防衛省:有事の隊員輸送、民間船員も戦地に 予備自衛官として、検討 フェリー2隻借り上げ(毎日新聞、8/3)

予備自衛官(軍隊の予備役に相当)は、平時は民間人としてそれぞれの生業に従事するが、有事の際には防衛召集(いわゆる赤紙)に応召せねばならない義務があり、戦争への参加を強いられる。月額手当わずか4千円のこうした予備自衛官は本来、退官した元自衛官から採用されるものだが、2002年からは自衛官経験のない民間人を、教育訓練(一般者50日、技能者10日)などを経て予備自衛官に採用できるようになった(この新制度は現在陸上自衛隊に限られているが、海上自衛隊にも導入する方向だという)。

つい先日、辺野古のキャンプ・シュワブのゲート前で、民間警備会社ALSOKの従業員が官憲と市民の対峙する最前線に立たされているのを見た。民間の労働者が一片の業務命令によって、本人のよく知らないうちに、国家意志の暴力的貫徹の手段としてすでに動員されはじめているのは、恐るべきことだ。日本の企業風土から言って、こうした命令を従業員が拒否するのはたやすくないだろう。

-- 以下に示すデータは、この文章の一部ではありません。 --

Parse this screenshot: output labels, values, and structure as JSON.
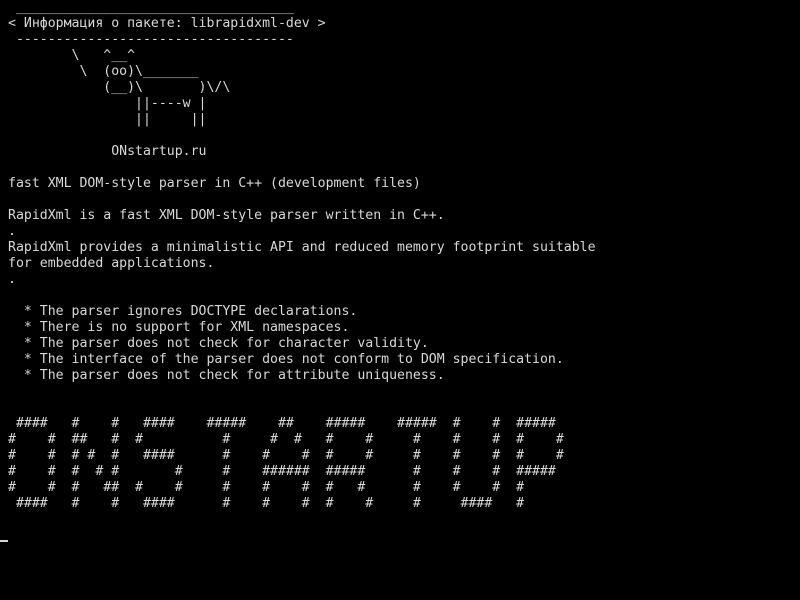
{
  "terminal": {
    "background": "#000000",
    "foreground": "#d8d8d8",
    "lines": [
      " ___________________________________",
      "< Информация о пакете: librapidxml-dev >",
      " -----------------------------------",
      "        \\   ^__^",
      "         \\  (oo)\\_______",
      "            (__)\\       )\\/\\",
      "                ||----w |",
      "                ||     ||",
      "",
      "             ONstartup.ru",
      "",
      "fast XML DOM-style parser in C++ (development files)",
      "",
      "RapidXml is a fast XML DOM-style parser written in C++.",
      ".",
      "RapidXml provides a minimalistic API and reduced memory footprint suitable",
      "for embedded applications.",
      ".",
      "",
      "  * The parser ignores DOCTYPE declarations.",
      "  * There is no support for XML namespaces.",
      "  * The parser does not check for character validity.",
      "  * The interface of the parser does not conform to DOM specification.",
      "  * The parser does not check for attribute uniqueness.",
      "",
      "",
      " ####   #    #   ####    #####    ##    #####    #####  #    #  #####",
      "#    #  ##   #  #          #     #  #   #    #     #    #    #  #    #",
      "#    #  # #  #   ####      #    #    #  #    #     #    #    #  #    #",
      "#    #  #  # #       #     #    ######  #####      #    #    #  #####",
      "#    #  #   ##  #    #     #    #    #  #   #      #    #    #  #",
      " ####   #    #   ####      #    #    #  #    #     #     ####   #",
      ""
    ],
    "cursor": "_"
  }
}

予備自衛官になれば、有事の際には防衛召集に応じる義務があり、戦場に投入されることから逃れられない。それでも船会社から予備自衛官になれと命じられるならば、乗組員が個人として拒否するのは難しいだろう。ことは船員に限られない。すでに小泉内閣の2004年に成立した国民保護法は、有事の際に国民が必要な協力をするよう努力義務を課しているのだ。

誰も殺さない、殺されないためにはどうすればよいのか。一人ひとりがこの問題を本気で考えねばならない時は迫っている。